Canadian photographer Ulli Steltzer (see Building an Igloo), who has spent some time with the Inuit, told me that once she was out in the great white nowhere with some of her Inuit friends when, just at the beginning of a blizzard, their snowmobile broke down. Her friends got off the snowmobile, surveyed the damage, and realized they didn’t have the wherewithal to fix it. In response, one of them got up, spread his arms, and started to laugh like crazy. “What are you doing,” Ulli said, “we might very well die out here, and you laugh?!”
And the response? “When there’s nothing left to do, all you can do is laugh.”
Paul Watzlawick strikes me as one of those people who truly understand (“grok”, as Robert Heinlein says) this deep, life-accepting humour.
It is in this frame of mind that Watzlawick wrote this gentle satire that attacks our many tendencies to make our lives difficult.
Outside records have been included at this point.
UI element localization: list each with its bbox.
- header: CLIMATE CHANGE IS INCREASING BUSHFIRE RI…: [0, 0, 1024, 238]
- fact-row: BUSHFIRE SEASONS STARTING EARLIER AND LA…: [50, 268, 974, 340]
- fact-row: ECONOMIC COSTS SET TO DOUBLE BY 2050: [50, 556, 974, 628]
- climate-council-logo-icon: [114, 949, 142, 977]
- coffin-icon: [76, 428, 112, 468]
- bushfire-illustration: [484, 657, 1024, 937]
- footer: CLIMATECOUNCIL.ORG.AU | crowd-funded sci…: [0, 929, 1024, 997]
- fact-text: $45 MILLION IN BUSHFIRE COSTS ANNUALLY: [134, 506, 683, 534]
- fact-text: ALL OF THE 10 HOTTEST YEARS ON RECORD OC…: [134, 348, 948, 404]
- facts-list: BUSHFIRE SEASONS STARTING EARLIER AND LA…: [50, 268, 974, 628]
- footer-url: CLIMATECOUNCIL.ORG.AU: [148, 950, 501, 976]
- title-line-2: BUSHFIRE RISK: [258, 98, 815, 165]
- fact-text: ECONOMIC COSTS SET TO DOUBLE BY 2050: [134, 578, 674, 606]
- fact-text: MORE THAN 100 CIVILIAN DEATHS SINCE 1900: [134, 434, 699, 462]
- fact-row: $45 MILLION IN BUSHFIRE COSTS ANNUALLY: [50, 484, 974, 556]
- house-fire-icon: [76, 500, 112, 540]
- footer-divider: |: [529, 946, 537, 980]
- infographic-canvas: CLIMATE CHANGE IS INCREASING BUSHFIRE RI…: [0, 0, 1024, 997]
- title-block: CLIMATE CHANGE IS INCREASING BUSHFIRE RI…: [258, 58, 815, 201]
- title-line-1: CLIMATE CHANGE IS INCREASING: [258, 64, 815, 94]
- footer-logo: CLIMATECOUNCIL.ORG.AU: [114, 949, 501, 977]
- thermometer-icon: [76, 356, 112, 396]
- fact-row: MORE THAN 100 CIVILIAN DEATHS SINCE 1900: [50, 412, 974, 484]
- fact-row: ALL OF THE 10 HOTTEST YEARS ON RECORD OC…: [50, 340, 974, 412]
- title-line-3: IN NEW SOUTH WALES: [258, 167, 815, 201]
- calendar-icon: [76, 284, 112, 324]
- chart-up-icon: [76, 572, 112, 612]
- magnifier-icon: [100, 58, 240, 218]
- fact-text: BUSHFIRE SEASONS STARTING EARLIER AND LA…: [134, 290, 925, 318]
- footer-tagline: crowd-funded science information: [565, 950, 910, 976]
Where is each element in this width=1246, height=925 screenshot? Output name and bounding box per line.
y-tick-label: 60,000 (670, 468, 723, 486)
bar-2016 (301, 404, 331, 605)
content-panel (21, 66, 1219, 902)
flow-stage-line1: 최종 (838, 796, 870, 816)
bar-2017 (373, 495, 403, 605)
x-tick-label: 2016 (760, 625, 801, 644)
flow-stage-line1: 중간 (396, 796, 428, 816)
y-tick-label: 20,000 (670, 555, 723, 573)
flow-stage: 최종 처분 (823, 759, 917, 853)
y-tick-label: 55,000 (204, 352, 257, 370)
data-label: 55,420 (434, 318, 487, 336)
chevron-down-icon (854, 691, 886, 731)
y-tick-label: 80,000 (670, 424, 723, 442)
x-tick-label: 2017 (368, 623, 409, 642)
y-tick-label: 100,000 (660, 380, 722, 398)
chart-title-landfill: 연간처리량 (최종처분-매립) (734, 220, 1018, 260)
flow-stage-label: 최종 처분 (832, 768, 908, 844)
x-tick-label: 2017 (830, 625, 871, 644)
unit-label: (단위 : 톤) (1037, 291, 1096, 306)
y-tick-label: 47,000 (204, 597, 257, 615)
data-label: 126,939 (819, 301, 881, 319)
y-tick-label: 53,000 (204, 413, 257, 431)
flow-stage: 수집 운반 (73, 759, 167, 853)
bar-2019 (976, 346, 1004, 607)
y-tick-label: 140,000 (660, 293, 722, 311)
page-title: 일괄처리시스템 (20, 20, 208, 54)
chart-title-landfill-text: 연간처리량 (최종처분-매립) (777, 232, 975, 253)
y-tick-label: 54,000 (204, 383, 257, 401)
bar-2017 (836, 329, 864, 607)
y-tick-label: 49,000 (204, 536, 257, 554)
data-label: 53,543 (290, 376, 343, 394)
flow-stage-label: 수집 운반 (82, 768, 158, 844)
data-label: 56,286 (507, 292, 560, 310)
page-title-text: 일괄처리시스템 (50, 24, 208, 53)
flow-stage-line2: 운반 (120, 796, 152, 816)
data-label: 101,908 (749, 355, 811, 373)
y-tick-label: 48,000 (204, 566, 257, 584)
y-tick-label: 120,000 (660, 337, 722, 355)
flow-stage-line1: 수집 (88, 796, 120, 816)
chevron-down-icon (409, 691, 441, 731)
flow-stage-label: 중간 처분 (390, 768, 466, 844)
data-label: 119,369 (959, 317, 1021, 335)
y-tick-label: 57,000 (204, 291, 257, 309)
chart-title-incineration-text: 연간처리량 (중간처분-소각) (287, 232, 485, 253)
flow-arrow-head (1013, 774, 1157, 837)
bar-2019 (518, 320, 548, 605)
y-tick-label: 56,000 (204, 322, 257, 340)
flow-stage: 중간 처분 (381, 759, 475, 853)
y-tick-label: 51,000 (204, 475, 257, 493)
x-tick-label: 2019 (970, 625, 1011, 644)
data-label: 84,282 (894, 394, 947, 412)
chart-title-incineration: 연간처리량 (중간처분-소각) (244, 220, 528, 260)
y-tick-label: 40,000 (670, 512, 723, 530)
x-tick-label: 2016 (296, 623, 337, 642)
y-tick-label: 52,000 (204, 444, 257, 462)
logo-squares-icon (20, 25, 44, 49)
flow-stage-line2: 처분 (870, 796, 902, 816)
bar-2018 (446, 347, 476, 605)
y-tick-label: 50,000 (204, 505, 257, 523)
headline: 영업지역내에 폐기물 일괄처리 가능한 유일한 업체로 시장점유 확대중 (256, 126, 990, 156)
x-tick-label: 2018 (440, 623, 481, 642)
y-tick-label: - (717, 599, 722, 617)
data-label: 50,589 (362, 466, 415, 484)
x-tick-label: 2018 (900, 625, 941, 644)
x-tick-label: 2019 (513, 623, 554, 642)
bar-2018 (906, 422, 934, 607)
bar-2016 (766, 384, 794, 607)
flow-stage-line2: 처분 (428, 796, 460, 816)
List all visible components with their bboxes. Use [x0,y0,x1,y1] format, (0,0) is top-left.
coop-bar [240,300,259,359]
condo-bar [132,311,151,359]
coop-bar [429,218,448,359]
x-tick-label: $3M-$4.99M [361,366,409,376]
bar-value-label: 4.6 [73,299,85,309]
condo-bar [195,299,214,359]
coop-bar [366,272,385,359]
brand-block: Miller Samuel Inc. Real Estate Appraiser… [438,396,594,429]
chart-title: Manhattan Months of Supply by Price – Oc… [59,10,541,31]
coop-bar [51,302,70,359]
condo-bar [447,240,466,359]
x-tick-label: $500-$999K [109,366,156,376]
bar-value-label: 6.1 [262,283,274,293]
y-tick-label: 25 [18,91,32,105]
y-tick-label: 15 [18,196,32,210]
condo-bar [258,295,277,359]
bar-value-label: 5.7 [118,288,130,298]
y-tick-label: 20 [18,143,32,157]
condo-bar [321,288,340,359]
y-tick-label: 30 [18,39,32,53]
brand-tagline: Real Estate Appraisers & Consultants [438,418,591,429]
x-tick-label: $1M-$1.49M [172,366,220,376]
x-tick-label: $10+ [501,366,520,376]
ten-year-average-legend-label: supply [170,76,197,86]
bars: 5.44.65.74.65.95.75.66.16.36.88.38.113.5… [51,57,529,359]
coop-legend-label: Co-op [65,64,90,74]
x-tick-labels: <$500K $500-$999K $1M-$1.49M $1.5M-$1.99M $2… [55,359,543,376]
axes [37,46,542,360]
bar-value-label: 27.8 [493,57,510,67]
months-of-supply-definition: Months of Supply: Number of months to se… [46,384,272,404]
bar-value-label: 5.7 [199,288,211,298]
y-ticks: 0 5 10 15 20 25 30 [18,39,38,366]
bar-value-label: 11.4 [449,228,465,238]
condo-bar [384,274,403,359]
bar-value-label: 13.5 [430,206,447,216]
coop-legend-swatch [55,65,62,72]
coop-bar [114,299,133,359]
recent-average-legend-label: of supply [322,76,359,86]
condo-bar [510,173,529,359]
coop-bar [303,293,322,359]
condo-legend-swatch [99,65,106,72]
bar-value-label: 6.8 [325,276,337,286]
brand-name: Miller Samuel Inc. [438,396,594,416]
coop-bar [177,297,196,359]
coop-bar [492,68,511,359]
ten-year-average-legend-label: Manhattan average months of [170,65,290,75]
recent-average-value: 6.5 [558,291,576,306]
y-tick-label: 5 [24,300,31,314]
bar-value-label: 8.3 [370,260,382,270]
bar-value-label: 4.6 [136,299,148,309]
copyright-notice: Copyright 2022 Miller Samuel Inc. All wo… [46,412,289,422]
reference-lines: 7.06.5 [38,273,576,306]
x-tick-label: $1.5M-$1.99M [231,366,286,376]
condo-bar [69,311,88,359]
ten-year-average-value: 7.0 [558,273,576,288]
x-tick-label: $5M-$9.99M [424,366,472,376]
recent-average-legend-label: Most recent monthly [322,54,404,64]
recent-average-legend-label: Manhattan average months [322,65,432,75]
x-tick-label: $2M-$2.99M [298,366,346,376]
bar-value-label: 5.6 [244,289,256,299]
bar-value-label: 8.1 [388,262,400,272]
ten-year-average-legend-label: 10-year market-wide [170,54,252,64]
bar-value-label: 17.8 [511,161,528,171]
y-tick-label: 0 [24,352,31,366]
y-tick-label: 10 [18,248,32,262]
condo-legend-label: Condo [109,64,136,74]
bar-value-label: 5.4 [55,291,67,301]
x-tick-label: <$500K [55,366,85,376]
From using the past as a source of unhappiness (e.g. yearning for the good old days and indulging in regret) to avoiding reality checks and romanticizing unachievably high goals, this little book is an amusing and intelligent smorgasbord of human frailties.
For those of us a little slow in savouring the pleasures of unhappiness, Watzlawick even has a number of exercises, for example:
In your chair, close your eyes, and take your attention to your shoes. It should not be long until you notice how uncomfortable it is to be wearing them. Regardless of how well they seemed to fit until now, you will now notice areas of tightness and discomfort such as burning, chafing, curled toes, heat and cold, etc. Practice until the heretofore natural and unself-conscious wearing of shoes turns decidedly uncomfortable. Go out and buy new shoes and realize that, while they fit perfectly in the store, within a short time, they produce the same complaints.
Try it and see what fits better: the shoe of unhappiness or the shoe of happiness.